The state news agency Xinhua reported Wang’s talk as follows:
Wang said the legitimacy of the ruling Party lies in history, its popular base and the mandate of the people. He said in the course of building a comfortable life and rejuvenating the nation, the CPC [Communist Party of China] has to enhance its leadership and win the trust and confidence of the people so as to address complex situations and overcome various challenges.
Wang’s talk could be dismissed as empty as any other diplomatic rhetoric, except that is reportedly the first time that the word “legitimacy” appears in the Party’s official disclosure—and the implications of that are being widely, publicly discussed in China.
The meeting is the first of its kind held by the CPC since its 18th national congress in 2012. Wang, is technically ranked sixth in the CPC’s seven-member Politburo Standing Committee, but his role as the head of the anti-corruption campaign makes him much more important than that— some argue he’s the second most powerful man in China after Xi Jinping.
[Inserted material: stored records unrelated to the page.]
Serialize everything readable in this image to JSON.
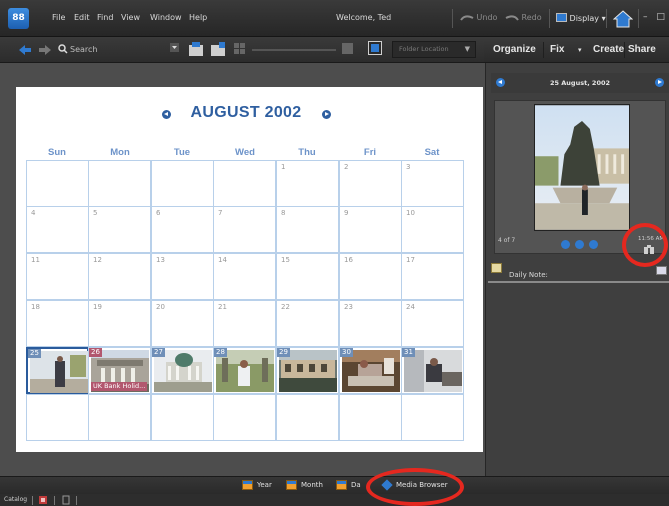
{
  "menubar": {
    "items": [
      "File",
      "Edit",
      "Find",
      "View",
      "Window",
      "Help"
    ],
    "welcome": "Welcome, Ted",
    "undo": "Undo",
    "redo": "Redo",
    "display": "Display",
    "window_controls": "– □"
  },
  "toolbar": {
    "search_label": "Search",
    "folder_location": "Folder Location"
  },
  "tabs": [
    "Organize",
    "Fix",
    "Create",
    "Share"
  ],
  "calendar": {
    "title": "AUGUST 2002",
    "weekdays": [
      "Sun",
      "Mon",
      "Tue",
      "Wed",
      "Thu",
      "Fri",
      "Sat"
    ],
    "holiday_label": "UK Bank Holid...",
    "colors": {
      "accent": "#2f5fa0",
      "grid": "#b8d0ea",
      "holiday": "#b2576e"
    }
  },
  "right_panel": {
    "date": "25 August, 2002",
    "photo_count": "4 of 7",
    "time": "11:56 AM",
    "daily_note": "Daily Note:"
  },
  "view_bar": {
    "year": "Year",
    "month": "Month",
    "day": "Da",
    "media_browser": "Media Browser"
  },
  "status_bar": {
    "catalog": "Catalog"
  },
  "annotation_color": "#e5281f"
}
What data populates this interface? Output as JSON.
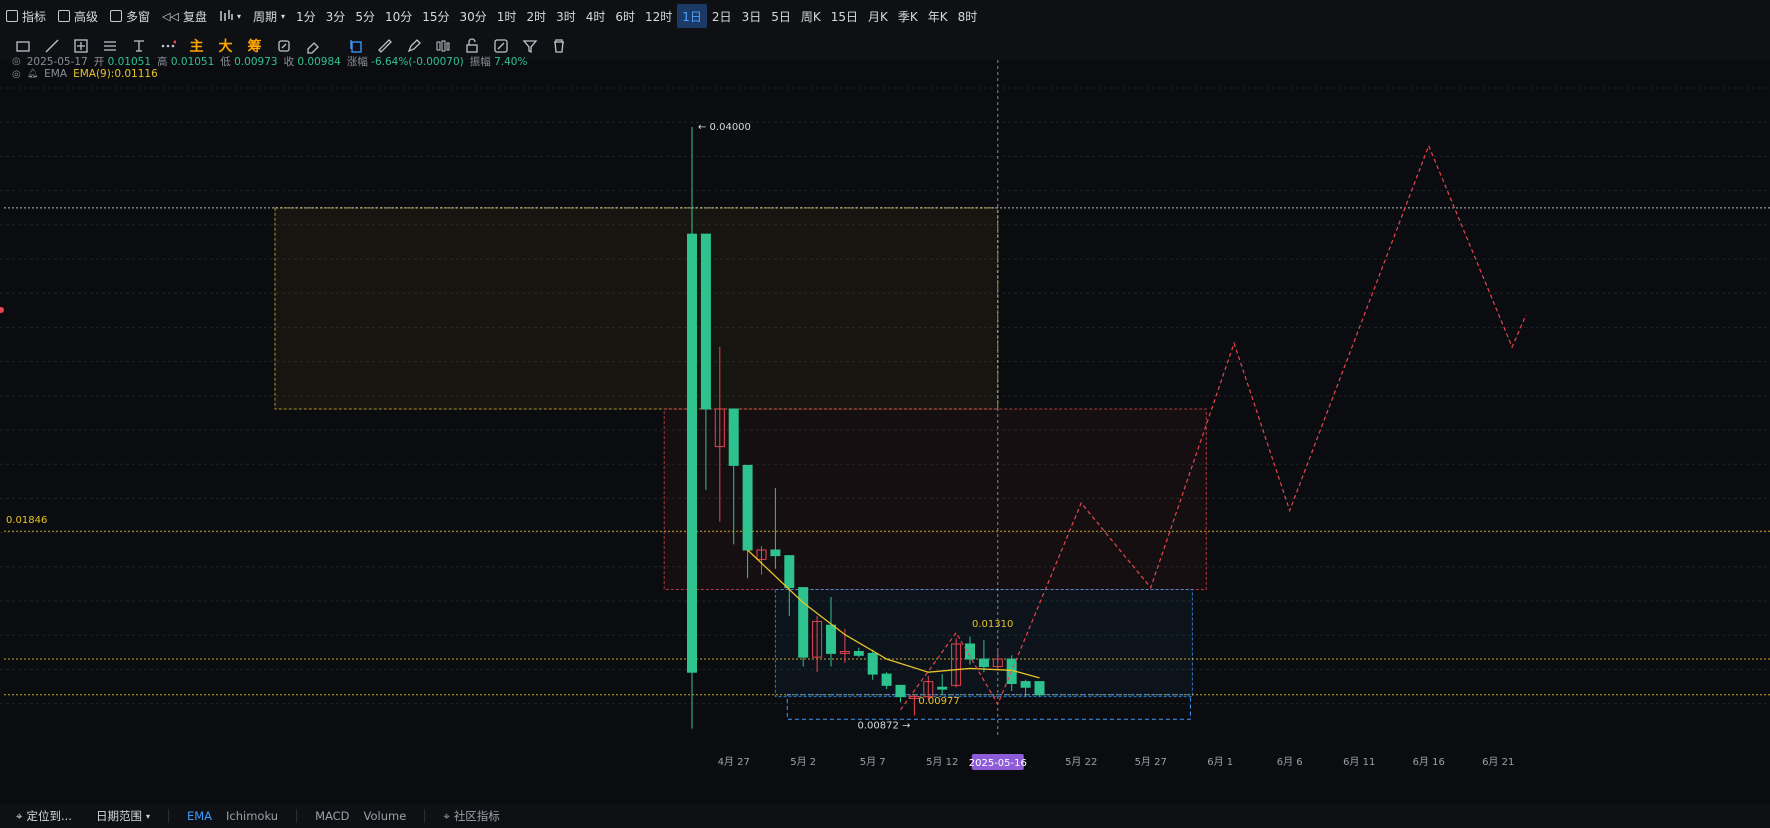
{
  "toolbar": {
    "indicators": "指标",
    "advanced": "高级",
    "multi_window": "多窗",
    "replay": "复盘",
    "period_label": "周期",
    "intervals": [
      "1分",
      "3分",
      "5分",
      "10分",
      "15分",
      "30分",
      "1时",
      "2时",
      "3时",
      "4时",
      "6时",
      "12时",
      "1日",
      "2日",
      "3日",
      "5日",
      "周K",
      "15日",
      "月K",
      "季K",
      "年K",
      "8时"
    ],
    "active_interval": "1日"
  },
  "drawing_tools": {
    "main_label": "主",
    "big_label": "大",
    "chip_label": "筹",
    "tools": [
      "rectangle-icon",
      "line-icon",
      "crosshair-box-icon",
      "parallel-lines-icon",
      "text-tool-icon",
      "more-icon",
      "main-force-label",
      "big-order-label",
      "chip-label",
      "magnet-icon",
      "eraser-icon",
      "copy-icon",
      "ruler-icon",
      "pen-icon",
      "bars-icon",
      "lock-icon",
      "pencil-brush-icon",
      "filter-icon",
      "trash-icon"
    ]
  },
  "ohlc_info": {
    "date": "2025-05-17",
    "open_label": "开",
    "open": "0.01051",
    "high_label": "高",
    "high": "0.01051",
    "low_label": "低",
    "low": "0.00973",
    "close_label": "收",
    "close": "0.00984",
    "change_label": "涨幅",
    "change": "-6.64%(-0.00070)",
    "amplitude_label": "振幅",
    "amplitude": "7.40%"
  },
  "ema_info": {
    "label": "EMA",
    "value_text": "EMA(9):0.01116"
  },
  "chart_data": {
    "type": "candlestick",
    "title": "",
    "xlabel": "",
    "ylabel": "",
    "x_tick_labels": [
      "4月 27",
      "5月 2",
      "5月 7",
      "5月 12",
      "5月 22",
      "5月 27",
      "6月 1",
      "6月 6",
      "6月 11",
      "6月 16",
      "6月 21"
    ],
    "crosshair_date_label": "2025-05-16",
    "ylim": [
      0.0075,
      0.0425
    ],
    "colors": {
      "up": "#e5464f",
      "down": "#2ec28e",
      "ema": "#e6c229",
      "projection": "#e5464f",
      "level": "#e6c229"
    },
    "candles": [
      {
        "date": "2025-04-24",
        "open": 0.011,
        "high": 0.04,
        "low": 0.008,
        "close": 0.0343,
        "dir": "down-wick"
      },
      {
        "date": "2025-04-25",
        "open": 0.0343,
        "high": 0.033,
        "low": 0.0207,
        "close": 0.025,
        "dir": "down"
      },
      {
        "date": "2025-04-26",
        "open": 0.025,
        "high": 0.0283,
        "low": 0.019,
        "close": 0.023,
        "dir": "up"
      },
      {
        "date": "2025-04-27",
        "open": 0.025,
        "high": 0.025,
        "low": 0.0178,
        "close": 0.022,
        "dir": "down"
      },
      {
        "date": "2025-04-28",
        "open": 0.022,
        "high": 0.022,
        "low": 0.016,
        "close": 0.0175,
        "dir": "down"
      },
      {
        "date": "2025-04-29",
        "open": 0.017,
        "high": 0.0177,
        "low": 0.0162,
        "close": 0.0175,
        "dir": "up"
      },
      {
        "date": "2025-04-30",
        "open": 0.0175,
        "high": 0.0208,
        "low": 0.0165,
        "close": 0.0172,
        "dir": "down"
      },
      {
        "date": "2025-05-01",
        "open": 0.0172,
        "high": 0.0172,
        "low": 0.014,
        "close": 0.0155,
        "dir": "down"
      },
      {
        "date": "2025-05-02",
        "open": 0.0155,
        "high": 0.0155,
        "low": 0.0113,
        "close": 0.0118,
        "dir": "down"
      },
      {
        "date": "2025-05-03",
        "open": 0.0118,
        "high": 0.014,
        "low": 0.011,
        "close": 0.0137,
        "dir": "up"
      },
      {
        "date": "2025-05-04",
        "open": 0.0135,
        "high": 0.015,
        "low": 0.0113,
        "close": 0.012,
        "dir": "down"
      },
      {
        "date": "2025-05-05",
        "open": 0.012,
        "high": 0.0133,
        "low": 0.0115,
        "close": 0.0121,
        "dir": "up"
      },
      {
        "date": "2025-05-06",
        "open": 0.0121,
        "high": 0.0123,
        "low": 0.0118,
        "close": 0.0119,
        "dir": "down"
      },
      {
        "date": "2025-05-07",
        "open": 0.012,
        "high": 0.0122,
        "low": 0.0106,
        "close": 0.0109,
        "dir": "down"
      },
      {
        "date": "2025-05-08",
        "open": 0.0109,
        "high": 0.011,
        "low": 0.0101,
        "close": 0.0103,
        "dir": "down"
      },
      {
        "date": "2025-05-09",
        "open": 0.0103,
        "high": 0.0103,
        "low": 0.0094,
        "close": 0.0097,
        "dir": "down"
      },
      {
        "date": "2025-05-10",
        "open": 0.0097,
        "high": 0.0098,
        "low": 0.0087,
        "close": 0.0096,
        "dir": "up"
      },
      {
        "date": "2025-05-11",
        "open": 0.0097,
        "high": 0.0108,
        "low": 0.0095,
        "close": 0.0105,
        "dir": "up"
      },
      {
        "date": "2025-05-12",
        "open": 0.0102,
        "high": 0.0109,
        "low": 0.0098,
        "close": 0.0101,
        "dir": "down"
      },
      {
        "date": "2025-05-13",
        "open": 0.0103,
        "high": 0.0128,
        "low": 0.0102,
        "close": 0.0125,
        "dir": "up"
      },
      {
        "date": "2025-05-14",
        "open": 0.0125,
        "high": 0.0129,
        "low": 0.0114,
        "close": 0.0117,
        "dir": "down"
      },
      {
        "date": "2025-05-15",
        "open": 0.0117,
        "high": 0.0127,
        "low": 0.011,
        "close": 0.0113,
        "dir": "down"
      },
      {
        "date": "2025-05-16",
        "open": 0.0113,
        "high": 0.0122,
        "low": 0.0111,
        "close": 0.0117,
        "dir": "up"
      },
      {
        "date": "2025-05-17",
        "open": 0.0117,
        "high": 0.0119,
        "low": 0.01,
        "close": 0.0104,
        "dir": "down"
      },
      {
        "date": "2025-05-18",
        "open": 0.0105,
        "high": 0.0106,
        "low": 0.0097,
        "close": 0.0102,
        "dir": "down"
      },
      {
        "date": "2025-05-19",
        "open": 0.0105,
        "high": 0.0105,
        "low": 0.0097,
        "close": 0.0098,
        "dir": "down"
      }
    ],
    "ema9": [
      {
        "date": "2025-04-28",
        "value": 0.0175
      },
      {
        "date": "2025-05-02",
        "value": 0.0147
      },
      {
        "date": "2025-05-05",
        "value": 0.013
      },
      {
        "date": "2025-05-08",
        "value": 0.0117
      },
      {
        "date": "2025-05-11",
        "value": 0.011
      },
      {
        "date": "2025-05-14",
        "value": 0.0112
      },
      {
        "date": "2025-05-17",
        "value": 0.0111
      },
      {
        "date": "2025-05-19",
        "value": 0.0107
      }
    ],
    "price_labels": {
      "high": "0.04000",
      "low": "0.00872",
      "level": "0.01846",
      "swing_high": "0.01310",
      "swing_low": "0.00977"
    },
    "levels": [
      {
        "value": 0.0357,
        "style": "dotted-white"
      },
      {
        "value": 0.0185,
        "style": "dotted-yellow"
      },
      {
        "value": 0.0117,
        "style": "dotted-yellow"
      },
      {
        "value": 0.0098,
        "style": "dotted-yellow"
      }
    ],
    "zones": [
      {
        "from_date": "2025-03-25",
        "to_date": "2025-05-16",
        "low": 0.025,
        "high": 0.0357,
        "color": "#e6c229"
      },
      {
        "from_date": "2025-04-22",
        "to_date": "2025-05-31",
        "low": 0.0154,
        "high": 0.025,
        "color": "#e5464f"
      },
      {
        "from_date": "2025-04-30",
        "to_date": "2025-05-30",
        "low": 0.0097,
        "high": 0.0154,
        "color": "#3b9cff"
      }
    ],
    "projection": [
      {
        "date": "2025-05-09",
        "value": 0.009
      },
      {
        "date": "2025-05-13",
        "value": 0.0131
      },
      {
        "date": "2025-05-16",
        "value": 0.0093
      },
      {
        "date": "2025-05-22",
        "value": 0.02
      },
      {
        "date": "2025-05-27",
        "value": 0.0155
      },
      {
        "date": "2025-06-02",
        "value": 0.0285
      },
      {
        "date": "2025-06-06",
        "value": 0.0196
      },
      {
        "date": "2025-06-16",
        "value": 0.039
      },
      {
        "date": "2025-06-22",
        "value": 0.0283
      },
      {
        "date": "2025-06-23",
        "value": 0.03
      }
    ],
    "grid": true,
    "legend": "top-left"
  },
  "footer": {
    "locate": "定位到...",
    "date_range": "日期范围",
    "tabs": [
      "EMA",
      "Ichimoku",
      "MACD",
      "Volume",
      "社区指标"
    ]
  }
}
After Wang’s speech, the Chinese internet is abuzz with uncensored discussions of whether the party does in fact have a “legitimate” right to rule citizens who did not get to choose these leaders. Even more unexpectedly, an article (link in Chinese) analyzing what his use of the word “legitimacy” could mean has been widely circulated on China’s Internet—and been republished by major news portals and state-own media—after it was first posted on messaging app WeChat on Sept. 10.
The article, from a WeChat account run by the People’s Daily newspaper, the Party’s leading mouthpiece, explains that former Chinese leaders have never talked about the legitimacy of the ruling Party explicitly before—though they haven’t been avoiding the question, it adds, as the idea was implanted in Chinese socialism.
So why is the Party raising the word “legitimacy” now? The article explains that China is again returned to the center of the world stage, and it needs to change the way that it acts:
The CPC has transferred from a revolutionary party to a ruling party through struggles and sacrifices for over twenty years. [If the Party]… does not prevent or overcome the crisis of its ruling legitimacy, but only indulges in the old thinking that “whoever conquers the world will be able to rule the world,” then it is possible that it will repeat the Soviet Union’s tragedy.
The People’s Daily is almost always the leading mouthpiece of the Communist Party’s policies and ideology. After social media like Sina Weibo and WeChat went popular, the newspaper used its accounts on those platforms to communicate with the people in a more approachable way then they did in print. The fact that the article has been widely re-posted on other media outlets also shows its significance.
It has a chilling conclusion about the reason for Wang’s talk. “To raise the question of the legitimacy of the ruling implies a deep sense of crisis,” that article ends.